There is an awful lot more to do on very simple matters, such as recycling. We should be trying to ensure as many products as possible are either completely recyclable, such as steel, or biodegradable. For example, will the Government consider banning polystyrene takeaway trays, as some local authorities are already seeking to do, and asking catering businesses to use alternative, biodegradable ones?

I very much welcome the inclusion in the Department’s title the words “industrial strategy”. I very much hope the Government are really serious about developing consistent long-term policies for both manufacturing and energy. Business leaders are crying out for clarity and consistency. The Government are continually moving the goalposts, which completely reduces business confidence. We saw that in the massive job losses in the solar industry when the feed-in tariff regime was changed at short notice. To get businesses to invest in energy projects and measures to help us reduce our emissions and tackle climate change, we need long-term certainty from the Government.

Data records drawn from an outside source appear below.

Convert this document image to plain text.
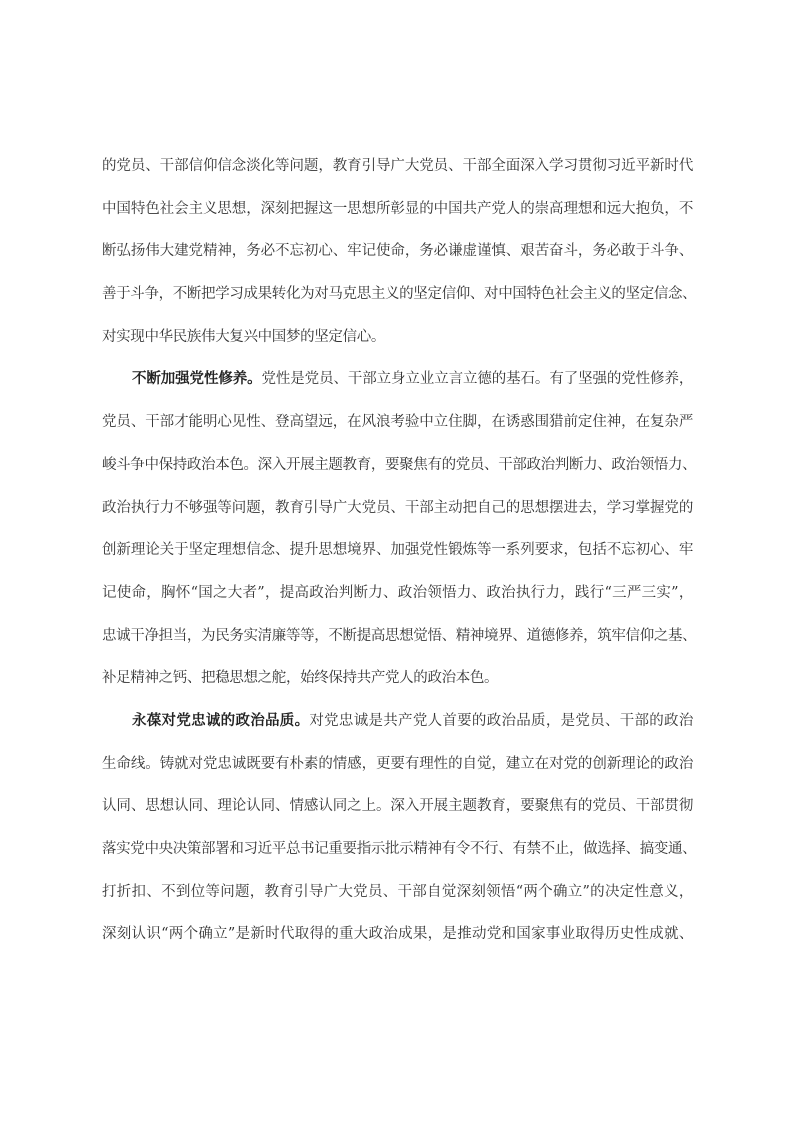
的党员、干部信仰信念淡化等问题，教育引导广大党员、干部全面深入学习贯彻习近平新时代
中国特色社会主义思想，深刻把握这一思想所彰显的中国共产党人的崇高理想和远大抱负，不
断弘扬伟大建党精神，务必不忘初心、牢记使命，务必谦虚谨慎、艰苦奋斗，务必敢于斗争、
善于斗争，不断把学习成果转化为对马克思主义的坚定信仰、对中国特色社会主义的坚定信念、
对实现中华民族伟大复兴中国梦的坚定信心。
不断加强党性修养。党性是党员、干部立身立业立言立德的基石。有了坚强的党性修养，
党员、干部才能明心见性、登高望远，在风浪考验中立住脚，在诱惑围猎前定住神，在复杂严
峻斗争中保持政治本色。深入开展主题教育，要聚焦有的党员、干部政治判断力、政治领悟力、
政治执行力不够强等问题，教育引导广大党员、干部主动把自己的思想摆进去，学习掌握党的
创新理论关于坚定理想信念、提升思想境界、加强党性锻炼等一系列要求，包括不忘初心、牢
记使命，胸怀“国之大者”，提高政治判断力、政治领悟力、政治执行力，践行“三严三实”，
忠诚干净担当，为民务实清廉等等，不断提高思想觉悟、精神境界、道德修养，筑牢信仰之基、
补足精神之钙、把稳思想之舵，始终保持共产党人的政治本色。
永葆对党忠诚的政治品质。对党忠诚是共产党人首要的政治品质，是党员、干部的政治
生命线。铸就对党忠诚既要有朴素的情感，更要有理性的自觉，建立在对党的创新理论的政治
认同、思想认同、理论认同、情感认同之上。深入开展主题教育，要聚焦有的党员、干部贯彻
落实党中央决策部署和习近平总书记重要指示批示精神有令不行、有禁不止，做选择、搞变通、
打折扣、不到位等问题，教育引导广大党员、干部自觉深刻领悟“两个确立”的决定性意义，
深刻认识“两个确立”是新时代取得的重大政治成果，是推动党和国家事业取得历史性成就、
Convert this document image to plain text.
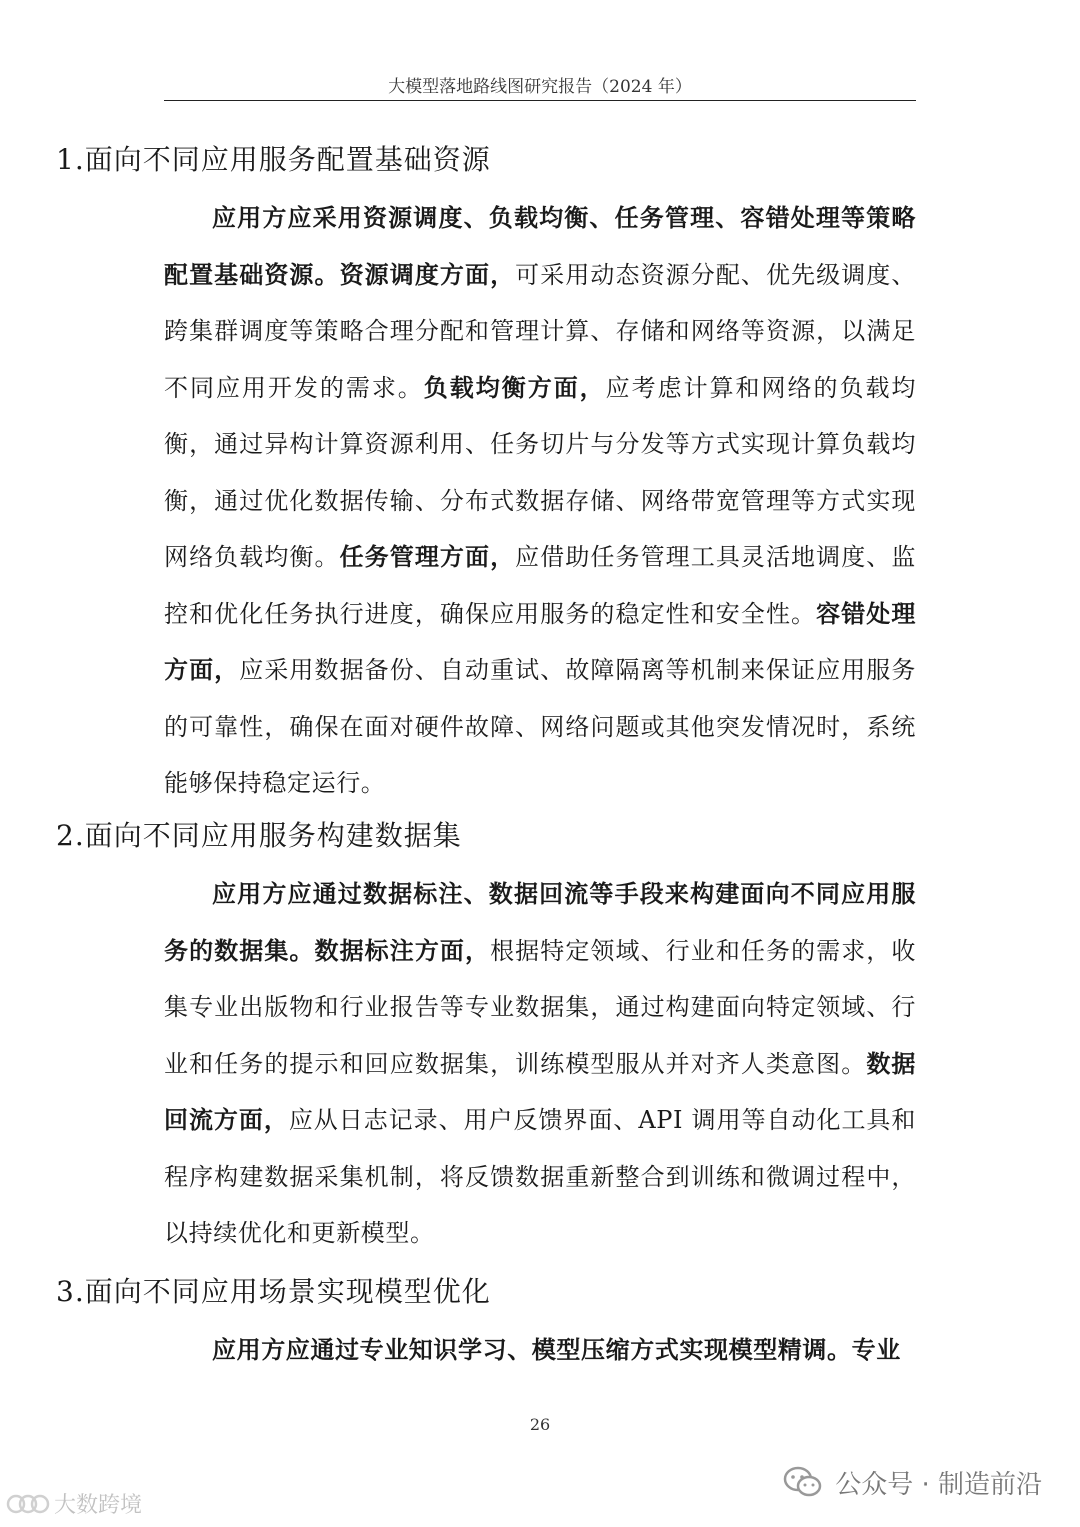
大模型落地路线图研究报告（2024 年）
1.面向不同应用服务配置基础资源
应用方应采用资源调度、负载均衡、任务管理、容错处理等策略配置基础资源。资源调度方面，可采用动态资源分配、优先级调度、跨集群调度等策略合理分配和管理计算、存储和网络等资源，以满足不同应用开发的需求。负载均衡方面，应考虑计算和网络的负载均衡，通过异构计算资源利用、任务切片与分发等方式实现计算负载均衡，通过优化数据传输、分布式数据存储、网络带宽管理等方式实现网络负载均衡。任务管理方面，应借助任务管理工具灵活地调度、监控和优化任务执行进度，确保应用服务的稳定性和安全性。容错处理方面，应采用数据备份、自动重试、故障隔离等机制来保证应用服务的可靠性，确保在面对硬件故障、网络问题或其他突发情况时，系统能够保持稳定运行。
2.面向不同应用服务构建数据集
应用方应通过数据标注、数据回流等手段来构建面向不同应用服务的数据集。数据标注方面，根据特定领域、行业和任务的需求，收集专业出版物和行业报告等专业数据集，通过构建面向特定领域、行业和任务的提示和回应数据集，训练模型服从并对齐人类意图。数据回流方面，应从日志记录、用户反馈界面、API 调用等自动化工具和程序构建数据采集机制，将反馈数据重新整合到训练和微调过程中，以持续优化和更新模型。
3.面向不同应用场景实现模型优化
应用方应通过专业知识学习、模型压缩方式实现模型精调。专业
26
公众号 · 制造前沿
大数跨境
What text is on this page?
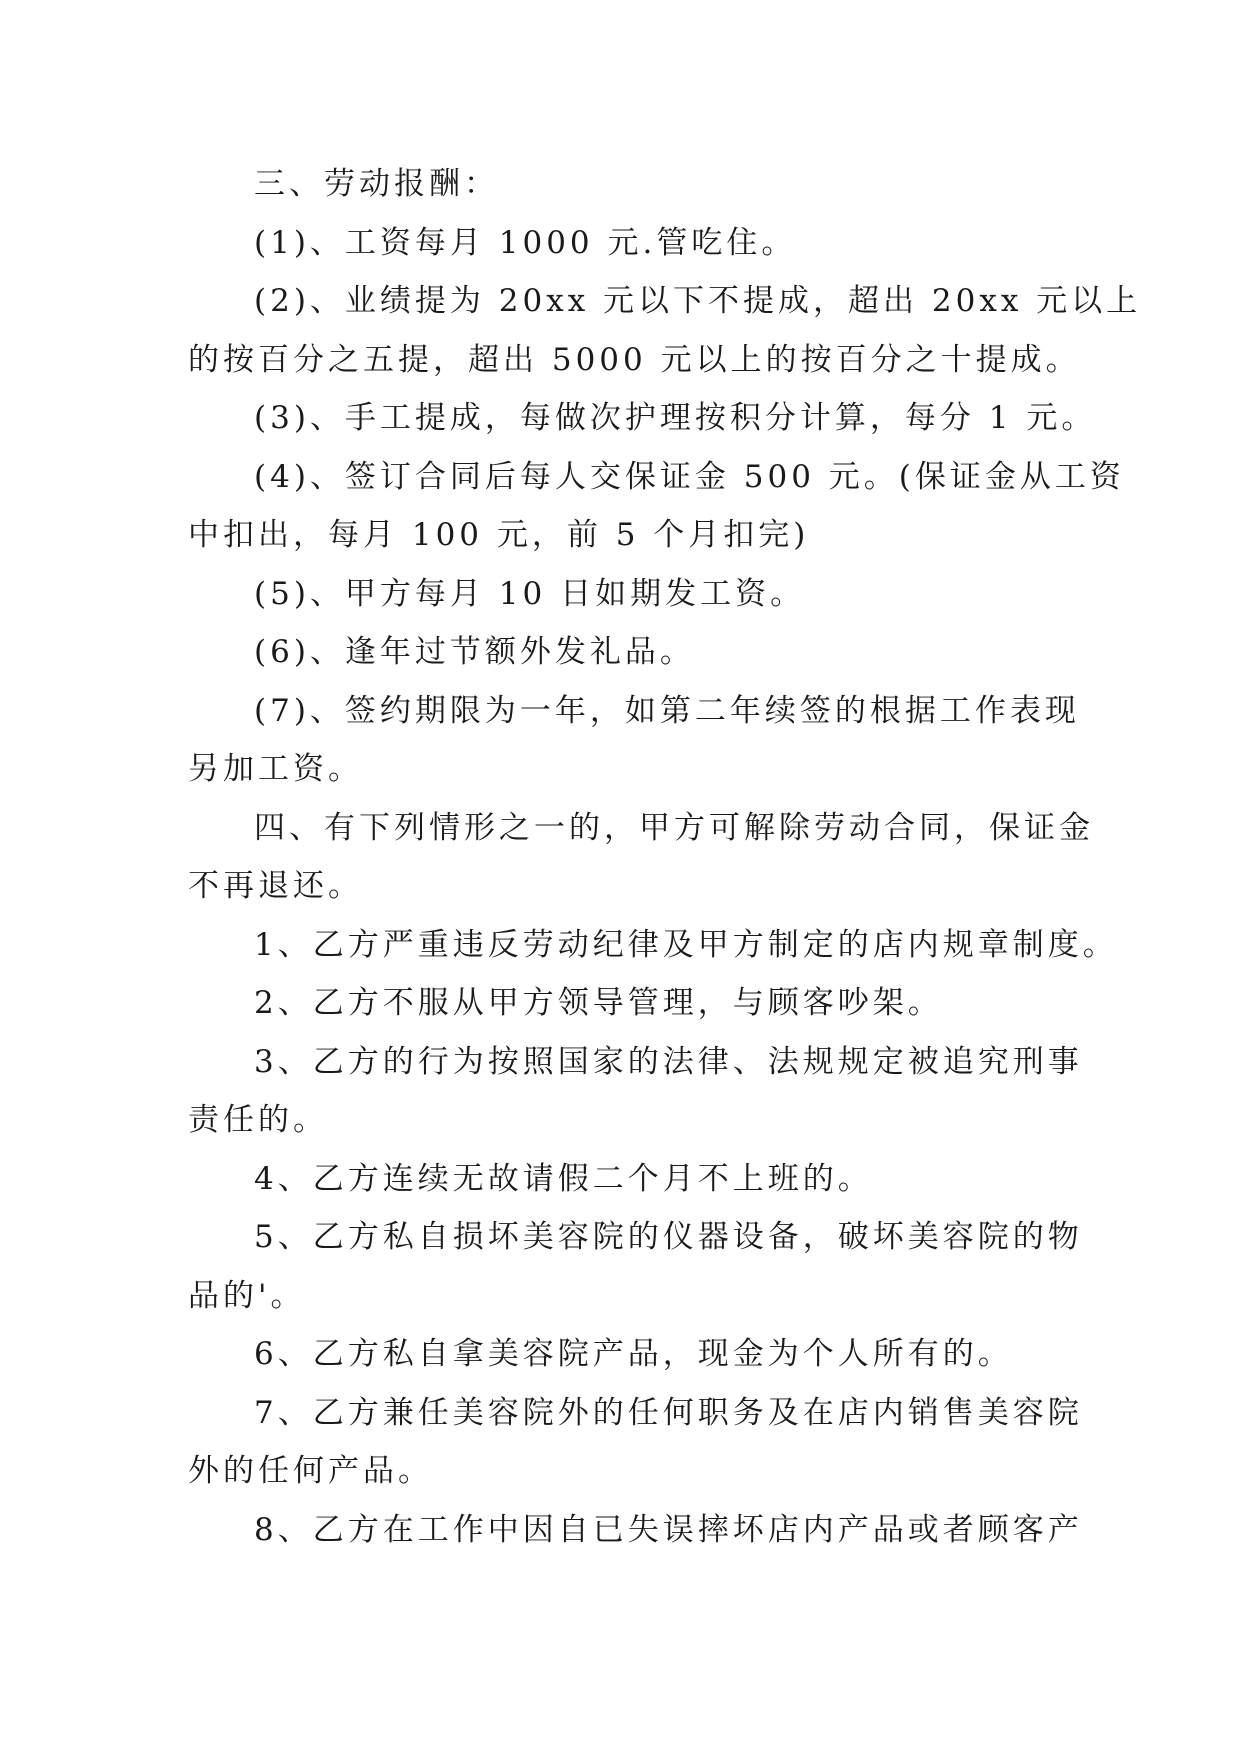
三、劳动报酬：
(1)、工资每月 1000 元.管吃住。
(2)、业绩提为 20xx 元以下不提成，超出 20xx 元以上
的按百分之五提，超出 5000 元以上的按百分之十提成。
(3)、手工提成，每做次护理按积分计算，每分 1 元。
(4)、签订合同后每人交保证金 500 元。(保证金从工资
中扣出，每月 100 元，前 5 个月扣完)
(5)、甲方每月 10 日如期发工资。
(6)、逢年过节额外发礼品。
(7)、签约期限为一年，如第二年续签的根据工作表现
另加工资。
四、有下列情形之一的，甲方可解除劳动合同，保证金
不再退还。
1、乙方严重违反劳动纪律及甲方制定的店内规章制度。
2、乙方不服从甲方领导管理，与顾客吵架。
3、乙方的行为按照国家的法律、法规规定被追究刑事
责任的。
4、乙方连续无故请假二个月不上班的。
5、乙方私自损坏美容院的仪器设备，破坏美容院的物
品的'。
6、乙方私自拿美容院产品，现金为个人所有的。
7、乙方兼任美容院外的任何职务及在店内销售美容院
外的任何产品。
8、乙方在工作中因自已失误摔坏店内产品或者顾客产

As we no longer intend to remain in the EU, companies need to know exactly what the Government are going to offer them. Sadly, Ford in Bridgend has slashed its investment plans from £181 million down to £100 million, and instead of creating 700 jobs it will be creating only 500 jobs. That is really, really worrying. The Government urgently need to provide the certainty and reassurance that the UK will be a good place to invest in and that we have the right sort of policies that both favour industrial development and reduce emissions. We need to ensure we are seen as a place in which to invest. More than anything else, I urge the Government to get on with the carbon plan. It is very important that the carbon plan is a major part of their strategy, that the “industrial strategy” part of the title of the Department becomes a reality, and that we give the certainty that investors need for the future of our country.